As an aside, although the Court was at pains to emphasise that Inheritance Tax (IHT) was neither here nor there, the Court suggested that the gifts would be exempt from IHT on the basis that they would be covered by the regular gifts out of income exemption.
A disabled man, MN, was living in an adult residential home where the placement was funded by A Clinical Commissioning Group (ACCG). MN had contact with his parents at the home three times a week and in the community once a month.
MN’s parents wanted ACCG to fund a care package which would allow him to live at home with them but ACCG refused. The parents asked the Court of Protection to intervene in the case of case of MN ( EWHC 3859 (COP)).
The Court held that it did not have the jurisdiction to consider hypothetical options – only those options which were actually available to MN.

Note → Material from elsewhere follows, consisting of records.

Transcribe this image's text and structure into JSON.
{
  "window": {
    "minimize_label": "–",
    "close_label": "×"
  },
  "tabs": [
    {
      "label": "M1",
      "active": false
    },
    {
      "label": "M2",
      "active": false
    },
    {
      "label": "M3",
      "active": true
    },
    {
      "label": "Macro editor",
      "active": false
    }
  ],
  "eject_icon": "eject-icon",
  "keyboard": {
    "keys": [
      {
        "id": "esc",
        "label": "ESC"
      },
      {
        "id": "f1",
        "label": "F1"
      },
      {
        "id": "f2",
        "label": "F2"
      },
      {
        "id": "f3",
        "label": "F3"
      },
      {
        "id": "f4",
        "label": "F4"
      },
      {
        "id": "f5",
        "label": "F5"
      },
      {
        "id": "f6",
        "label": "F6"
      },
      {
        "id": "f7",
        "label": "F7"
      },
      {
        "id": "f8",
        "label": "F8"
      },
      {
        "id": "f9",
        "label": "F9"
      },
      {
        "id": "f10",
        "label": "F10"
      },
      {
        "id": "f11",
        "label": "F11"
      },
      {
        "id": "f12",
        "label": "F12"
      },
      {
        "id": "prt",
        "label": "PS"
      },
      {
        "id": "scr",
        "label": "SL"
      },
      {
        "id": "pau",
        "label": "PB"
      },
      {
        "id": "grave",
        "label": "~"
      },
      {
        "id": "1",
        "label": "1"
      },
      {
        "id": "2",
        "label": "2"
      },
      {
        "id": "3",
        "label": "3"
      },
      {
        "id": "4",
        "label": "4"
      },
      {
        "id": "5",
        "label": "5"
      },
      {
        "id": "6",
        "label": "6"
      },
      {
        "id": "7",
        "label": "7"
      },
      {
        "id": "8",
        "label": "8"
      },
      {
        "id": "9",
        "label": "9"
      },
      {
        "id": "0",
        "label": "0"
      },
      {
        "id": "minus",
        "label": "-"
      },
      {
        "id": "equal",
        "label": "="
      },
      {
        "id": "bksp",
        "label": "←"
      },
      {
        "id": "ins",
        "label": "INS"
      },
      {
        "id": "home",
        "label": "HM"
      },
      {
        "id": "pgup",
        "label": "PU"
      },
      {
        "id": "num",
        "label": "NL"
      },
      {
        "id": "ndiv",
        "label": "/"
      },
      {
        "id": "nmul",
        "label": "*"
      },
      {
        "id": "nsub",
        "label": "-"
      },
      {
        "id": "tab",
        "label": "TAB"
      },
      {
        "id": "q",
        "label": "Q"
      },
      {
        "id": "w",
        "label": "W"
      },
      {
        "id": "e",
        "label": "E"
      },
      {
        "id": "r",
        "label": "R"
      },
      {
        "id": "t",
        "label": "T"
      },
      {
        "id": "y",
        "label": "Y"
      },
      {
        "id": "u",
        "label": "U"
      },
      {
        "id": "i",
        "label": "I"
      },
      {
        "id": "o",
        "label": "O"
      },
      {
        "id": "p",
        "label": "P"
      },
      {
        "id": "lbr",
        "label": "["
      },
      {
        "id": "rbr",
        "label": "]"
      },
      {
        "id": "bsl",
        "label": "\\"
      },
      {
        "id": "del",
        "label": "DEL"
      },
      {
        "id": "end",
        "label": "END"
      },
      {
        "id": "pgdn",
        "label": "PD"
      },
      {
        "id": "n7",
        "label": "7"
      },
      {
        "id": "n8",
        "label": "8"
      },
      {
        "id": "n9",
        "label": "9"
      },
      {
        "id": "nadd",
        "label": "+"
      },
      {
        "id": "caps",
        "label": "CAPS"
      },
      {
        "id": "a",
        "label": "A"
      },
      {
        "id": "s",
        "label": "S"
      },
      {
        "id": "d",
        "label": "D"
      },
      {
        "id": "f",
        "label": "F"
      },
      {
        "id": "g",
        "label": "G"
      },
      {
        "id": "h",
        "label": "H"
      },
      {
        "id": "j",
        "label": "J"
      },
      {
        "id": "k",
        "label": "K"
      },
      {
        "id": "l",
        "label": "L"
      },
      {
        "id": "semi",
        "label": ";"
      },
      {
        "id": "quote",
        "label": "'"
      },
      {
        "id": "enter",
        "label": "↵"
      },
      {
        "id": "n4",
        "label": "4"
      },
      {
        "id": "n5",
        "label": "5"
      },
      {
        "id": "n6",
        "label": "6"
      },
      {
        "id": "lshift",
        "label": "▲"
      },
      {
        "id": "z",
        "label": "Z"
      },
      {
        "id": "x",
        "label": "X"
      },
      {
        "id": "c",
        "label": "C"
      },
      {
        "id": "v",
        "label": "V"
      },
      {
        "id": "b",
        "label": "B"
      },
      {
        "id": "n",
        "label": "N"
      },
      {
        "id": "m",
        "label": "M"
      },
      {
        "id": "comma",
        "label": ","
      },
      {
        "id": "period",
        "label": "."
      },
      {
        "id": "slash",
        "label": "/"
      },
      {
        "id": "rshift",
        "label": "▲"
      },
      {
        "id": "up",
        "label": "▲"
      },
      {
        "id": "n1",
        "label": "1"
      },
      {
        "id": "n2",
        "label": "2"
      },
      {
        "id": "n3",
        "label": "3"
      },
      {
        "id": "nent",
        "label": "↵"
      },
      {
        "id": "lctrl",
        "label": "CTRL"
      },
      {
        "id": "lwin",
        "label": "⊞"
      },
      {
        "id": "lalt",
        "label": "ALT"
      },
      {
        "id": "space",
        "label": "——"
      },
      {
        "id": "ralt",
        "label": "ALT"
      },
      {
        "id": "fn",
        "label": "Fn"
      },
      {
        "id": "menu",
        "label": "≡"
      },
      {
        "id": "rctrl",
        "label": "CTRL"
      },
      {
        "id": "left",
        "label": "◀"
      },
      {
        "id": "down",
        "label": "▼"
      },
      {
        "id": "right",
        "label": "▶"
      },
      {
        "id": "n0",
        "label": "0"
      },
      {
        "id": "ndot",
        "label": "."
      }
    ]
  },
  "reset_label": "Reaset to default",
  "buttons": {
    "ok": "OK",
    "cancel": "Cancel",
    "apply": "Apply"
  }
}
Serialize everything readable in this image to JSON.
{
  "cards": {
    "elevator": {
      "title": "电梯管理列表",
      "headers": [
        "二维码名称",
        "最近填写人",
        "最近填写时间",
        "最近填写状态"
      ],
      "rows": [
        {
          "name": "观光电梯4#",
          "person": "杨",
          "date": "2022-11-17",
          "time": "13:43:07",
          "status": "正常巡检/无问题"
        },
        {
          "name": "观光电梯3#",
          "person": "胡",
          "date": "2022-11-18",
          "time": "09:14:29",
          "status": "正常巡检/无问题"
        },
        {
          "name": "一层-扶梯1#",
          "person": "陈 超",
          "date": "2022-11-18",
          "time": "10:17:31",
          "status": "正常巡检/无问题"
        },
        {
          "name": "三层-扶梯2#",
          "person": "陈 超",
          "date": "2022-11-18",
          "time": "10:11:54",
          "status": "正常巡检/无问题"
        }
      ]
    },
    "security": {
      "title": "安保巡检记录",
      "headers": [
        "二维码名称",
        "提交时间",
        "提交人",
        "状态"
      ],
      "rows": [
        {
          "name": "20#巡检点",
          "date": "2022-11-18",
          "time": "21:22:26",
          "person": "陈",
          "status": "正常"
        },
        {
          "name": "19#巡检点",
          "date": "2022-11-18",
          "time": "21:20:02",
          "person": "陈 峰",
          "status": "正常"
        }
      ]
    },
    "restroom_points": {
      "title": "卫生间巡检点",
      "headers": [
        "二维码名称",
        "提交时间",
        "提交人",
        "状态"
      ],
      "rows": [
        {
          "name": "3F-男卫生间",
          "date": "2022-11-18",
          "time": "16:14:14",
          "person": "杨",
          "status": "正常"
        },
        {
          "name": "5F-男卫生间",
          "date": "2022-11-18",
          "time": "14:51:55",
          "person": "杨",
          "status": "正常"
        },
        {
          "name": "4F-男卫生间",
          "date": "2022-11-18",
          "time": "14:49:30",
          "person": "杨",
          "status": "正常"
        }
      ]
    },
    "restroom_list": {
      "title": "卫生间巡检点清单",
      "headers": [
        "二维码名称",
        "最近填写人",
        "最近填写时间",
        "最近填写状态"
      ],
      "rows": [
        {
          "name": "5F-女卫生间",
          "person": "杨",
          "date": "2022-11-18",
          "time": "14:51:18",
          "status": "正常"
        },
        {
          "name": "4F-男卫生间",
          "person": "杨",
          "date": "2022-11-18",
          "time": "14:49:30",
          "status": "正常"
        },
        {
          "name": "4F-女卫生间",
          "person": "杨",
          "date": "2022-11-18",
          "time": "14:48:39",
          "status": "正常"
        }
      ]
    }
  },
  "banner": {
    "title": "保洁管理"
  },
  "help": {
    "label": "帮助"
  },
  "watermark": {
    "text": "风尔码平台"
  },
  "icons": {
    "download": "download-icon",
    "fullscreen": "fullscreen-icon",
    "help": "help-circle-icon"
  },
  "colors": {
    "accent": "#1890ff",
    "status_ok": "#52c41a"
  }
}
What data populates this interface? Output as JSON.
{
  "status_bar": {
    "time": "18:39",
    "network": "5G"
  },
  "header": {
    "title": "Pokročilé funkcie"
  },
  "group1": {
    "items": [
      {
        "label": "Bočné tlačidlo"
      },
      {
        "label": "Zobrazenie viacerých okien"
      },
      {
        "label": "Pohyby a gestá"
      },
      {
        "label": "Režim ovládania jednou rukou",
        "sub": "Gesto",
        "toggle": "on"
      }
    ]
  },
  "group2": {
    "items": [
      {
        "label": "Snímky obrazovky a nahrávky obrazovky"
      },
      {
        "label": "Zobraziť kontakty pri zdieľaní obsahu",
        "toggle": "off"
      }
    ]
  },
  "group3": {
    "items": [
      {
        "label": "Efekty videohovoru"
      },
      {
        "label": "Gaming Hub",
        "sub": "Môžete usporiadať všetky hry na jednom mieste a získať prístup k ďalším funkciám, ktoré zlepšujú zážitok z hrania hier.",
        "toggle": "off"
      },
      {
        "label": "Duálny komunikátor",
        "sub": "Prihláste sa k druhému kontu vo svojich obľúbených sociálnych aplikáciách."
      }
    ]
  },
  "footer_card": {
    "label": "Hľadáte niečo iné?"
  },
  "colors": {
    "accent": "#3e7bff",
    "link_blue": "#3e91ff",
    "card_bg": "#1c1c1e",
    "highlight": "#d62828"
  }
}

The only circumstances in which the Court could consider such options would be if there had been a successful challenge to the decision under the Human Rights Act. Here, there had been no such challenge.
Note that the Court did not address the issue of whether it would actually be in MN’s best interests to live with his family. As a minor he had been subject to a care order on the grounds of neglect by his parents. This was referred to in the judgment as a matter of fact but not explored.
The Court of Protection case of JS and KB, MP (Property and Financial Affairs of DB) -  EWHC 483 (COP) was the culmination of several years’ of dispute between a brother and sister regarding the financial affairs of their elderly mother.
The mother (DB) suffered from dementia. Her daughter, JS, was not appointed as her attorney or deputy but nevertheless managed to sell her home ‘over her head’ and use the proceeds to buy a property which was held in her own name.
JS subsequently applied to be appointed as her mother’s deputy but her application was rejected on the papers. In her application, she had talked about making a ‘loan’ to her mother to purchase the property and the judge felt she had a conflict of interest.
At some point her brother, KB, asked the OPG to investigate. JS continued to push to be appointed as Deputy long after, according to the Court, it was clear that she should have given up.
By the time of this hearing a panel deputy, a local solicitor (MP), had been appointed and had been authorised to convey the title of the property back into DB’s name.
The purpose of the hearing was to decide who should bear the costs. The general rule states that the costs of the proceedings should be borne from DB’s estate.
However, the judge departed from this rule. Based on JS’s conduct, he ordered her to pay four fifths of DB’s costs and two thirds of KB’s costs. He also gave leave for the deputy to investigate whether equity could be released from DB’s home to make a loan to JS to cover the costs, because her financial circumstances were limited.